Latest study confirms that space travel changes body at genetic level
NASA’s Scott Kelly who spent a year in space now has a different DNA from his twin brother. In a recent interview, the 54-year old former astronaut reacted to the changes he has gone through during his stay in extreme conditions of space.
“I did read in the newspaper the other day that 7 percent of my DNA had changed permanently. And I’m reading that, I’m like, ‘Huh, well that’s weird.’” Kelly said.

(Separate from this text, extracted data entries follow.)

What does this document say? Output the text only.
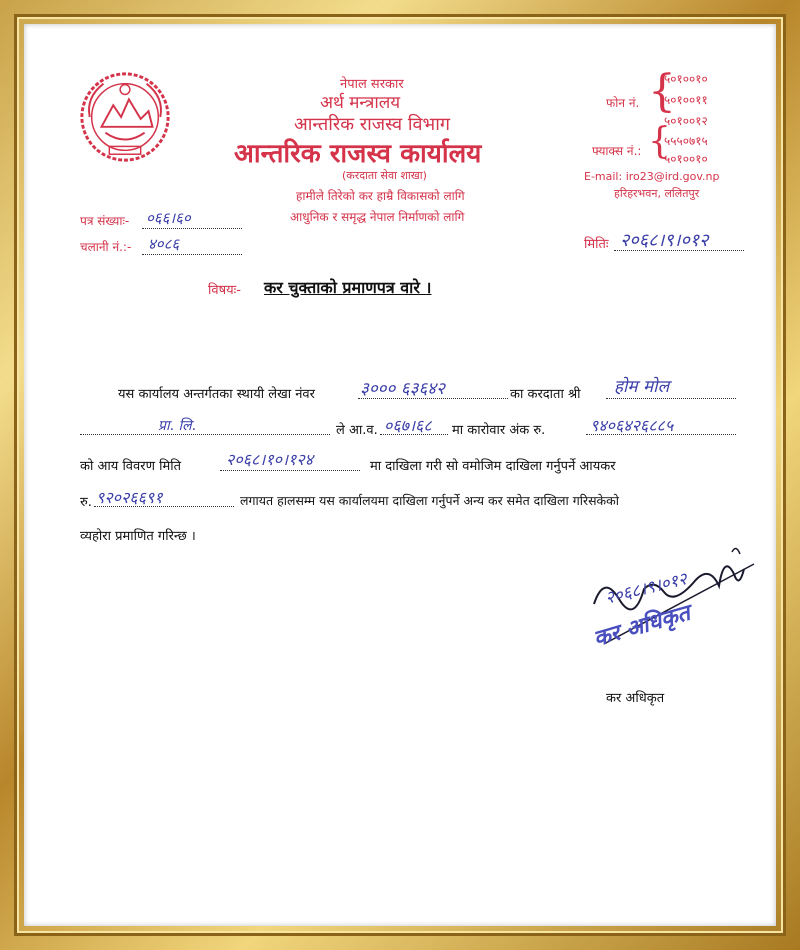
नेपाल सरकार
अर्थ मन्त्रालय
आन्तरिक राजस्व विभाग
आन्तरिक राजस्व कार्यालय
(करदाता सेवा शाखा)
हामीले तिरेको कर हाम्रै विकासको लागि
आधुनिक र समृद्ध नेपाल निर्माणको लागि
फोन नं. {
५०१००१०
५०१००११
५०१००१२
फ्याक्स नं.: {
५५५०७१५
५०१००१०
E-mail: iro23@ird.gov.np
हरिहरभवन, ललितपुर
पत्र संख्याः- ०६६।६०
चलानी नं.:- ४०८६	मितिः २०६८।९।०१२
विषयः- कर चुक्ताको प्रमाणपत्र वारे ।
यस कार्यालय अन्तर्गतका स्थायी लेखा नंवर	३००० ६३६४२	का करदाता श्री होम मोल
प्रा. लि.	ले आ.व. ०६७।६८ मा कारोवार अंक रु.	९४०६४२६८८५
को आय विवरण मिति	२०६८।१०।१२४	मा दाखिला गरी सो वमोजिम दाखिला गर्नुपर्ने आयकर
रु. ९२०२६६९१	लगायत हालसम्म यस कार्यालयमा दाखिला गर्नुपर्ने अन्य कर समेत दाखिला गरिसकेको
व्यहोरा प्रमाणित गरिन्छ ।
२०६८।९।०१२
कर अधिकृत
कर अधिकृत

Scott Kelly returned to Earth in March 2016 after spending nearly one year in International Space Station. In the meantime, his identical twin brother Mark remained on Earth. NASA researchers found that to be a great opportunity for understanding the effects of space environment on human body and conducted a detailed genetic analysis of Scott Kelly and his twin brother Mark. They collected the blood and other biological samples of both men before and after the Scott Kelly’s one year long space mission.
The preliminary results for the “Twin Study” showed that space travel does more than making us weightless. Researchers looked at various biomarkers from chromosomes to the microbiomes in their guts and noticed a number of differences between the two. They concluded that spaceflight results in oxygen deprivation stress, increased inflammation, and dramatic nutrient shifts that affect gene expression.
Later study confirmed that 93% of Scott’s genes returned to normal after landing. However, the remaining 7% is possibly irreversible and points to longer term changes in genes associated with immune system, DNA repair, bone formation networks, hypoxia, and hypercapnia.
The NASA Twins Study provided a unique opportunity for researchers to evaluate potential risks to the human body in space and it has implications for future deep space missions as NASA is aiming to send humans Mars and beyond.